Storm clouds eclipsed the sun today. It was dark twilight at 11AM. Dark.
 
15th post
The sun has been up there for a billion zillion years and the weather channel warns us not to look at it or go freaking blind.
 
I once observed sunspots on the surface of the Sun seen through binoculars naked eye with no filters nor special eye protection but with no eye damage. Hint: The sun can be looked at directly even through binoculars without harming your eyes if you know just how to do it right, but I'm not going to say more because if you don't know what you are doing, you can end up blind.
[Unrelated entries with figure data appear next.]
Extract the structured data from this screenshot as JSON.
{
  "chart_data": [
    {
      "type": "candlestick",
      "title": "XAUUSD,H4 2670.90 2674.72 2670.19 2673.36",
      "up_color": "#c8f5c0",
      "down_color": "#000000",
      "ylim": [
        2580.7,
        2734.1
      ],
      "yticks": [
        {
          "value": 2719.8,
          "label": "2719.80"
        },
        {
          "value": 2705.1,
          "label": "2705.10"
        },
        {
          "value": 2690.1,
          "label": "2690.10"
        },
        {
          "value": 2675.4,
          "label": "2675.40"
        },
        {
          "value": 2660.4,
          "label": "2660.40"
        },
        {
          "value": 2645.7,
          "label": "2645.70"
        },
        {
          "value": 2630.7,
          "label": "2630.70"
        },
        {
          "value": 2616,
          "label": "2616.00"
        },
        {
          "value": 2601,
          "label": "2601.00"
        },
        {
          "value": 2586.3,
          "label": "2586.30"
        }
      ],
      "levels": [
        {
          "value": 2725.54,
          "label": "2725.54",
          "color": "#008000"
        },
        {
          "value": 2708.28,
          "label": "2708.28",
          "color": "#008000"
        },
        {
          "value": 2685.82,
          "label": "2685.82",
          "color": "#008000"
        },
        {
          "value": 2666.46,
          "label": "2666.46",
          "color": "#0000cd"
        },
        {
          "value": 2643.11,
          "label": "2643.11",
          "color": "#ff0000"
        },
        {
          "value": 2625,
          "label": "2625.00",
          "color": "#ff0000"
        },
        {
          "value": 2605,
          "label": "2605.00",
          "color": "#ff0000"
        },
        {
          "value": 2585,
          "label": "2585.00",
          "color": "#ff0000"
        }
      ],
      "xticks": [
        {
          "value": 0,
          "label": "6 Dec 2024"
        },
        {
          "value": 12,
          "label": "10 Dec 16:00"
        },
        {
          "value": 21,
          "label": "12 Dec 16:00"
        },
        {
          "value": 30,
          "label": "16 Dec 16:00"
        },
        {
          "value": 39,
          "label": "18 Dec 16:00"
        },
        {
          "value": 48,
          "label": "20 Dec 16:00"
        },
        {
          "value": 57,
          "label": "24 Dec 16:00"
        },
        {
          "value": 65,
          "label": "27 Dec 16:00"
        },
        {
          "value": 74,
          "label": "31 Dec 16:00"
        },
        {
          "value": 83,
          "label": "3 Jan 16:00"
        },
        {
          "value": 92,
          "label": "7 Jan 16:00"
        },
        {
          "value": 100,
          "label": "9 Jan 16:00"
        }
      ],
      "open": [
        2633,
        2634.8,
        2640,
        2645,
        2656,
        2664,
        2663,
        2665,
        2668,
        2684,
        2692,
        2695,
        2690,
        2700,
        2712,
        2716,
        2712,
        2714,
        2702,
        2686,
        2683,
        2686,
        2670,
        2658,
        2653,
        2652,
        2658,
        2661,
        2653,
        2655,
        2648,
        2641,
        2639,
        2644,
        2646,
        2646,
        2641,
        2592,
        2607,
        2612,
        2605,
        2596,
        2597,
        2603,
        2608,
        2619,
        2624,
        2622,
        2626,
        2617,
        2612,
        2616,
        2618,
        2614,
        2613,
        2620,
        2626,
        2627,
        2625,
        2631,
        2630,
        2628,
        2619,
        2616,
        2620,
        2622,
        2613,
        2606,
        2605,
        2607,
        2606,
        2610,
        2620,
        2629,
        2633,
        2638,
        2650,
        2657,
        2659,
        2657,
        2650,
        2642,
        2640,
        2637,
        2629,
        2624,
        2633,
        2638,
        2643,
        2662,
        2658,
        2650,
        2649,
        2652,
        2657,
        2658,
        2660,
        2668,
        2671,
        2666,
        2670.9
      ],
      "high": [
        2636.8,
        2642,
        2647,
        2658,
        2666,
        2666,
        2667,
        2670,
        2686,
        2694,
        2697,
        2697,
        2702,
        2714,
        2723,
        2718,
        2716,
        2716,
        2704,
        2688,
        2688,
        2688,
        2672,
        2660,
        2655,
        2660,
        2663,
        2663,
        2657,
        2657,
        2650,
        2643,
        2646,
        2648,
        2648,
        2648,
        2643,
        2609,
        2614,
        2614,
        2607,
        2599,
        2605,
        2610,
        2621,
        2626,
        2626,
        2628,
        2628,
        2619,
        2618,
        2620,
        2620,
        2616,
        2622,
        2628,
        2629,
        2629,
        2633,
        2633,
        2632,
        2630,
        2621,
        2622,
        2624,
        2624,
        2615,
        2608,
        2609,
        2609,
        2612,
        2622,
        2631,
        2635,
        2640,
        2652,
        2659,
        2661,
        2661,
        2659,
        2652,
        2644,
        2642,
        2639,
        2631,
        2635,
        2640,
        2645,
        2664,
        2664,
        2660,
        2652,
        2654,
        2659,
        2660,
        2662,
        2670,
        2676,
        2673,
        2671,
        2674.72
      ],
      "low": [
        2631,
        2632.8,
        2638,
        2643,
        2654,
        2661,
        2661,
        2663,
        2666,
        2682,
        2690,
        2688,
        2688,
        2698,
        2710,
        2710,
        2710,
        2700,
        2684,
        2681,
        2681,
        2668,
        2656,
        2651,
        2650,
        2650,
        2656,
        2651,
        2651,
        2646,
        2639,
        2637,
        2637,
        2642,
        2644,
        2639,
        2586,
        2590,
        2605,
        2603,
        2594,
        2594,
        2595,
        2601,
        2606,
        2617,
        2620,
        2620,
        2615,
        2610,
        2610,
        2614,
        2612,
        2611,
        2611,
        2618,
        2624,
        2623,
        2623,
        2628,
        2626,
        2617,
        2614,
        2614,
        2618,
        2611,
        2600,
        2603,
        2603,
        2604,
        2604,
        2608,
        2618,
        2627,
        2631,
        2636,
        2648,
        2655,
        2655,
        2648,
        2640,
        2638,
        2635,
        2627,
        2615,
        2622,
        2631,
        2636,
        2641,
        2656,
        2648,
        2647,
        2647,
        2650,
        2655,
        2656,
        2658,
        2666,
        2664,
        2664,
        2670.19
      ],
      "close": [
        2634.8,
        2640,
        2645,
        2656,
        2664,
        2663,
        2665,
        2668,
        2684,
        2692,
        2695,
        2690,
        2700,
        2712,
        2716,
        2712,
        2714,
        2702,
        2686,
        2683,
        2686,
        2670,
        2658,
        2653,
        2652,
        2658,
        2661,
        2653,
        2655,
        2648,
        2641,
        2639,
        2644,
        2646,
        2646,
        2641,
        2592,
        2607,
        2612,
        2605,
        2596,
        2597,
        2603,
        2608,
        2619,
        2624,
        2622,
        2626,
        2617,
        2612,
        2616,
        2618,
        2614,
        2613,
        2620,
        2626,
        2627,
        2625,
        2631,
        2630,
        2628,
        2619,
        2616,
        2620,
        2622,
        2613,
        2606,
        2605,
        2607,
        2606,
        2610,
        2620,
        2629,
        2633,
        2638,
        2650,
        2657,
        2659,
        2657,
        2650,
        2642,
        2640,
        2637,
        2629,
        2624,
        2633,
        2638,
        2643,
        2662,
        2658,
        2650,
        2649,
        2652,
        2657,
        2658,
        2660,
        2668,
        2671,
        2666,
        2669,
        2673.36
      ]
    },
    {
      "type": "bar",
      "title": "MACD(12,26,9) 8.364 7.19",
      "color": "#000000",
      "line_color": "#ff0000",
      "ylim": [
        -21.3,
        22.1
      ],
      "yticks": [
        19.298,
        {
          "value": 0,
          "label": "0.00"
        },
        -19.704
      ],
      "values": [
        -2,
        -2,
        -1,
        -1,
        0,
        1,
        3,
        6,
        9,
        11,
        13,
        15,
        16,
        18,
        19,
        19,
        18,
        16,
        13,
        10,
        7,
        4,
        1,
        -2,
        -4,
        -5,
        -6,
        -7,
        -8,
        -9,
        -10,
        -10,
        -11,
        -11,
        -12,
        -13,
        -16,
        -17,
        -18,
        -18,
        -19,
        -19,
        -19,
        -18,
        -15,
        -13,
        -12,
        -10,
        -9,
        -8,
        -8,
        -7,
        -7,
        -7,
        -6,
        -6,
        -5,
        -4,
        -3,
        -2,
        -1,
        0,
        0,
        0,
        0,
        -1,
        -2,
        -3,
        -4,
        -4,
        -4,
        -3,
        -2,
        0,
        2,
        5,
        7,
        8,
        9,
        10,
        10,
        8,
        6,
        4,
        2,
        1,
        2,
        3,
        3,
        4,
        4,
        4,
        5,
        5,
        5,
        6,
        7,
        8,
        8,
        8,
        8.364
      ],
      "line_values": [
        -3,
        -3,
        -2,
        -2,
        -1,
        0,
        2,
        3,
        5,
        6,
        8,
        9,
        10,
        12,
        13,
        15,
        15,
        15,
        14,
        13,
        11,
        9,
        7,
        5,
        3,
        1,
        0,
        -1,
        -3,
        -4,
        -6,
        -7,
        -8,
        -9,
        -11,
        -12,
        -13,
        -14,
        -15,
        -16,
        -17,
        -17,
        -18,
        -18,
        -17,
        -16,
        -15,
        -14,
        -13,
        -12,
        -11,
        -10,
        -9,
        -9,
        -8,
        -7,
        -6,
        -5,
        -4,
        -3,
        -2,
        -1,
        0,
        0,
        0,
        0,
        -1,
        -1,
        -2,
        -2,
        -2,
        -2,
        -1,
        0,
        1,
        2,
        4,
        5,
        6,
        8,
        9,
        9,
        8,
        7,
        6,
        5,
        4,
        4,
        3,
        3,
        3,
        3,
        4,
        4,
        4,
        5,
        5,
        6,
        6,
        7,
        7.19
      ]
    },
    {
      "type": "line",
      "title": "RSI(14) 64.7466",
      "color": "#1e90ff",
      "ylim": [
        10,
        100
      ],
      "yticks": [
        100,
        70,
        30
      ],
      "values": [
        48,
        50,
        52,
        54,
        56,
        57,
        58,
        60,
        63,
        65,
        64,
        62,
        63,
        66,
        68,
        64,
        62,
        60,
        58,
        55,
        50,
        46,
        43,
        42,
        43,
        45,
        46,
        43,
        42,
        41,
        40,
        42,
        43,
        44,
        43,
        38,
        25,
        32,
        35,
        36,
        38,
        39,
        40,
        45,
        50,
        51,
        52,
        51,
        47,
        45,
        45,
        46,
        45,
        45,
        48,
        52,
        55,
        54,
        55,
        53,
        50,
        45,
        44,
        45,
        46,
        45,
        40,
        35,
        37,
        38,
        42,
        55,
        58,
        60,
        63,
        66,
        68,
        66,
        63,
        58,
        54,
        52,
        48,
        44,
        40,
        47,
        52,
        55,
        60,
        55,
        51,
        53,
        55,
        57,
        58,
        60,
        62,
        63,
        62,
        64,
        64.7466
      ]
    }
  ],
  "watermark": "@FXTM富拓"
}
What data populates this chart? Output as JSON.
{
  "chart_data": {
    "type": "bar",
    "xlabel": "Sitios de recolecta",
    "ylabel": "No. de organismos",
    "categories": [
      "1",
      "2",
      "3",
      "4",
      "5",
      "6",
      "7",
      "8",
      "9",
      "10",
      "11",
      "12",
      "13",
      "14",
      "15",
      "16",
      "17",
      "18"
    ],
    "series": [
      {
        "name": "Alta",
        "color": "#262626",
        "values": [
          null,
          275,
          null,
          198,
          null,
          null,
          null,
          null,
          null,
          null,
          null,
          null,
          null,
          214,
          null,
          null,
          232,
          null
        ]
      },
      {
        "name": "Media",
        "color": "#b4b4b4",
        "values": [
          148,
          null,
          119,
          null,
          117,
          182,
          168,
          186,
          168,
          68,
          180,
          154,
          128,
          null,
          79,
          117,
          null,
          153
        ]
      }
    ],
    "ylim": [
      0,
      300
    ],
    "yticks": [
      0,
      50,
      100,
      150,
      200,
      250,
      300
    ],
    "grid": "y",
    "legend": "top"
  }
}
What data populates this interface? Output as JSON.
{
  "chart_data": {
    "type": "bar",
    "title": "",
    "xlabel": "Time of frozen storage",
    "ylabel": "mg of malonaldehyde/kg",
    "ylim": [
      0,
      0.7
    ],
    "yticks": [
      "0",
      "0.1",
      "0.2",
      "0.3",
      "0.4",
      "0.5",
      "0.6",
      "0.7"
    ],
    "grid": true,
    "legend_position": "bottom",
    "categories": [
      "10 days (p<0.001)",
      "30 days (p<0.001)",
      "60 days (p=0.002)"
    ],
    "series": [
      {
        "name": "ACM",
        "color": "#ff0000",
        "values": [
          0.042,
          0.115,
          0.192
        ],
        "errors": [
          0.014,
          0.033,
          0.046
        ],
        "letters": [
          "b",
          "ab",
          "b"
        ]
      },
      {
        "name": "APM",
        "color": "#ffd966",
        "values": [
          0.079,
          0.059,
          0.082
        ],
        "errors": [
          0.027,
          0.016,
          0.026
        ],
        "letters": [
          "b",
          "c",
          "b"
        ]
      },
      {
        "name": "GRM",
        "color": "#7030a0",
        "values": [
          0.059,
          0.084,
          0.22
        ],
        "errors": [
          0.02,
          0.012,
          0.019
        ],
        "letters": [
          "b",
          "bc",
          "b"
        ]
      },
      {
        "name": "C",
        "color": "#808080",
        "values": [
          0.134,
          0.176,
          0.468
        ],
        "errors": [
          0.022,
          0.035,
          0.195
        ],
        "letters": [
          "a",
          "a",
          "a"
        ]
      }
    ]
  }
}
Too funny. I got a "Fake News" claim from the resident bozo Tory, a man who thinks everything he doesn't understand is because the /other/ guy is confused. :auiqs.jpg:

But the bozo hasn't even the temerity to ask me HOW. He just "knows" (must be a psychic, too). :laughing0301:
 
The sun has been up there for a billion zillion years
About 4.6 billion.

and the weather channel warns us not to look at it or go freaking blind.
Car user manuals also used to tell you how to set the dwell on your distributor and how to set your spark gap, now they tell the user not to drink the radiator fluid.
 
The sun has been up there for a billion zillion years and the weather channel warns us not to look at it or go freaking blind.
Why didn't Trump go blind? Superpowers? Magic? A miracle?


How do TDS afflicted morons explain that?